Witjes
Witjes
In oude gebouwen zijn ze nog steeds te vinden; witjes. Witjes zijn onversierde ongeveer witte wandtegels met een maat van 13 x 13 centimeter. Ook zijn er gedecoreerde tegeltjes met meestal blauwe afbeeldingen op een witte ondergrond. De tegeltjes kunnen ook veelkleurig zijn, soms als tableaus weergegeven. De beschilderingen op de tegels zijn vaak afbeeldingen van Bijbelse voorstellingen, bloemen / vruchten, dieren en afbeeldingen uit het dagelijks leven. De zijkanten van de tegeltjes zijn iets schuin. Daardoor konden ze zonder voeg tegen de muur worden gezet.
Van ver
De oorsprong van tegelwerken vinden we niet in Nederland. Daarvoor moeten we in de landen rond de Middellandse zee zijn. In de zestiende eeuw vestigden zich vakmensen uit Italië in Antwerpen. De vroegste wandtegels die we in Nederland kennen zijn dan ook afkomstig uit Antwerpen. De Spaanse verovering van Antwerpen in 1585 was voor protestantse tegelbakkers aanleiding om zich in de Noordelijke Nederlanden te vestigen. Door hen werd het vakmanschap in de lage landen op een hoger niveau gebracht.
Eeuwenlang
In vergelijking met stucwerk en behang zijn wandtegels duurzaam en hygiënisch. In de zestiende eeuw zien we wandtegels alleen toegepast in gebouwen van de elite. Een eeuw later zijn de wandtegels ook bij de gegoede burgerij te bewonderen. Vanaf de zeventiende eeuw worden in Nederland dan ook op grote schaal tegels gebakken. Gemeengoed worden ze in de achttiende eeuw. Ook in de negentiende eeuw worden de witjes nog regelmatig toegepast. Door sloop, winstbejag en verzamelwoede verdwenen vooral in de twintigste eeuw veel witjes uit gebouwen.
Maakproces
De belangrijkste grondstof voor tegels is klei en dat was langs de Hollandse rivieren in grote hoeveelheden te vinden. De Nederlandse klei was te vet en werd daarom bijgemengd met mergel. De tegels werden in een mal handmatig gevormd en vervolgens te drogen gelegd. Vóór het bakproces sneed men de randen rondom nog eenmaal. Om het wegglijden van het snijplankje te voorkomen was deze voorzien van één of meerdere spijkertjes die in de hoeken van de tegel gaatjes achterlieten.

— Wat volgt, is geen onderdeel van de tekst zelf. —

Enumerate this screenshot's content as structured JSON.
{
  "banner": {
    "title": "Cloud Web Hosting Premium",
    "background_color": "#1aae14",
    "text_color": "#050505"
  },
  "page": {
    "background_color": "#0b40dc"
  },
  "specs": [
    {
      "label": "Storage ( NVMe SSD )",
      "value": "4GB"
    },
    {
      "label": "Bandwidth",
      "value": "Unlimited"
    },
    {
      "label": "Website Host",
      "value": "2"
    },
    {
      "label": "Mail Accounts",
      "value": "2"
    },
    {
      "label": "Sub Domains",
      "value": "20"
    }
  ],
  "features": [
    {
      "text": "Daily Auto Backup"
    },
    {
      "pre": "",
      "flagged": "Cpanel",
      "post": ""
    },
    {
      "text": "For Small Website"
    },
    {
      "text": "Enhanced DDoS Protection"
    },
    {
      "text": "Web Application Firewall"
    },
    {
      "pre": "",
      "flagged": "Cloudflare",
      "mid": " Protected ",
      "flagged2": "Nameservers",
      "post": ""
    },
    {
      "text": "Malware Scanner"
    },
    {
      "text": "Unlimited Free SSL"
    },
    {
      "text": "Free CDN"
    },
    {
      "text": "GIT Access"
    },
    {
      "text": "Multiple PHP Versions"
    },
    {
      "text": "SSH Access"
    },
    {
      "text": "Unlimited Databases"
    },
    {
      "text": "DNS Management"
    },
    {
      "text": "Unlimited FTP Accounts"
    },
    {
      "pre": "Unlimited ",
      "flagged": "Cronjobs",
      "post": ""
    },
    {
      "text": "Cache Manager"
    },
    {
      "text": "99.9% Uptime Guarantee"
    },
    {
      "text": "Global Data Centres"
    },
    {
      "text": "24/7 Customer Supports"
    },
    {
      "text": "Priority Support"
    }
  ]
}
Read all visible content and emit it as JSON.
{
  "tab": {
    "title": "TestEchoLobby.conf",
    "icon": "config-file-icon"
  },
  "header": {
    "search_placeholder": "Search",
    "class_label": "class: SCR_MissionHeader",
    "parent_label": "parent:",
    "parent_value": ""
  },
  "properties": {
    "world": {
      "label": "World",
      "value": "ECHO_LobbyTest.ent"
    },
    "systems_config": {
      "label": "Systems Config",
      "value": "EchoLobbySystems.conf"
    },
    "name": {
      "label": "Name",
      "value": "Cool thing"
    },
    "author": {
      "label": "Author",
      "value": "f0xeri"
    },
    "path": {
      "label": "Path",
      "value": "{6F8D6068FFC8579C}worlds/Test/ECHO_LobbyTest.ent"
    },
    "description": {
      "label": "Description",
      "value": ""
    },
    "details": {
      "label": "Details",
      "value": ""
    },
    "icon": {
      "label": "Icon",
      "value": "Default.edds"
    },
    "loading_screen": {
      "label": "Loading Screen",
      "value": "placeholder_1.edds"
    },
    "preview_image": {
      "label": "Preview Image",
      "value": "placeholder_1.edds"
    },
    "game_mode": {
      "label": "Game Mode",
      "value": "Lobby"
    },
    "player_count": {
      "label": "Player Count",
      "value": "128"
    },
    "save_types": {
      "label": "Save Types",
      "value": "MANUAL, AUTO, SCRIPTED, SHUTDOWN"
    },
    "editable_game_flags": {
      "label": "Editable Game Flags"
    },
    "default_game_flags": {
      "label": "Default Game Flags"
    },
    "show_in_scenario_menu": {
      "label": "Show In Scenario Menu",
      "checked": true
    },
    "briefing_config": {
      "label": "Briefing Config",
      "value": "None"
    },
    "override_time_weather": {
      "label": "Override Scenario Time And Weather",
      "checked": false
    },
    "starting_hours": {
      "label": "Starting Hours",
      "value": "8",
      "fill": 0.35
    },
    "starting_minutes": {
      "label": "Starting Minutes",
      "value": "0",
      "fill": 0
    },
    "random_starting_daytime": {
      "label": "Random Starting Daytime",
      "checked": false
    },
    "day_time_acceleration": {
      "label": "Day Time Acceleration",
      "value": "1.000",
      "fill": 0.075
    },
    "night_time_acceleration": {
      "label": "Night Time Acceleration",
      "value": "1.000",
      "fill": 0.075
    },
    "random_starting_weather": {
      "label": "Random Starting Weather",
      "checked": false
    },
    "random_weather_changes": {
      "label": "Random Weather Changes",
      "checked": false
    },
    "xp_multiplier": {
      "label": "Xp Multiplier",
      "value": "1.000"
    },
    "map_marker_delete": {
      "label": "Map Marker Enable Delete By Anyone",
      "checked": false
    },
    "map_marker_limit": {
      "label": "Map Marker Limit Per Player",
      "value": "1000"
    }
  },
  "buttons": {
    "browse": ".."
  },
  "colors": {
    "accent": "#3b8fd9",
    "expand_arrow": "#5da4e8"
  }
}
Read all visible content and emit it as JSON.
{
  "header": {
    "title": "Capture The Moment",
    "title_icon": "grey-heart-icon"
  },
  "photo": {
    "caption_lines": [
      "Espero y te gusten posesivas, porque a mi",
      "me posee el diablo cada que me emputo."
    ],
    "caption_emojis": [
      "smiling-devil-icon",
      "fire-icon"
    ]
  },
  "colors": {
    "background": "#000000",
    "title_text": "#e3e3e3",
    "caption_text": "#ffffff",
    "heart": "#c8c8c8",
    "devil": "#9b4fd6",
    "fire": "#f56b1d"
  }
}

De droge tegel werd daarna in de oven gestapeld die met takkenbossen en griendhout werd gestookt. De eenmaal gebakken tegel noemt men biscuit. Met een mengsel van tin-glazuur werd bij het bakken een ondoorzichtige witte laag aangebracht. Wanneer de schilder de tegel kreeg, lag er een laagje wit overheen dat nog niet gebakken was. Zo nodig werd loodglazuur aangebracht om de tegel extra glans te geven. Tot slot werden de tegels afgebakken.
Vier puntjes
Tegeltjes waarin vier gaatjes te zien zijn, zijn van voor 1630 te dateren. Later werden tot ver in de negentiende eeuw twee of drie spijkertjes gebruikt. In het laatste kwart van de negentiende eeuw werden de witjes machinaal vervaardigd en ontbraken de gaatjes in de hoeken van de tegels.
Afbeeldingen
Afb. 1 Een witje met vier gaatjes (afbeelding Het Vrouwenhuis Zwolle, Saskia Zwiers)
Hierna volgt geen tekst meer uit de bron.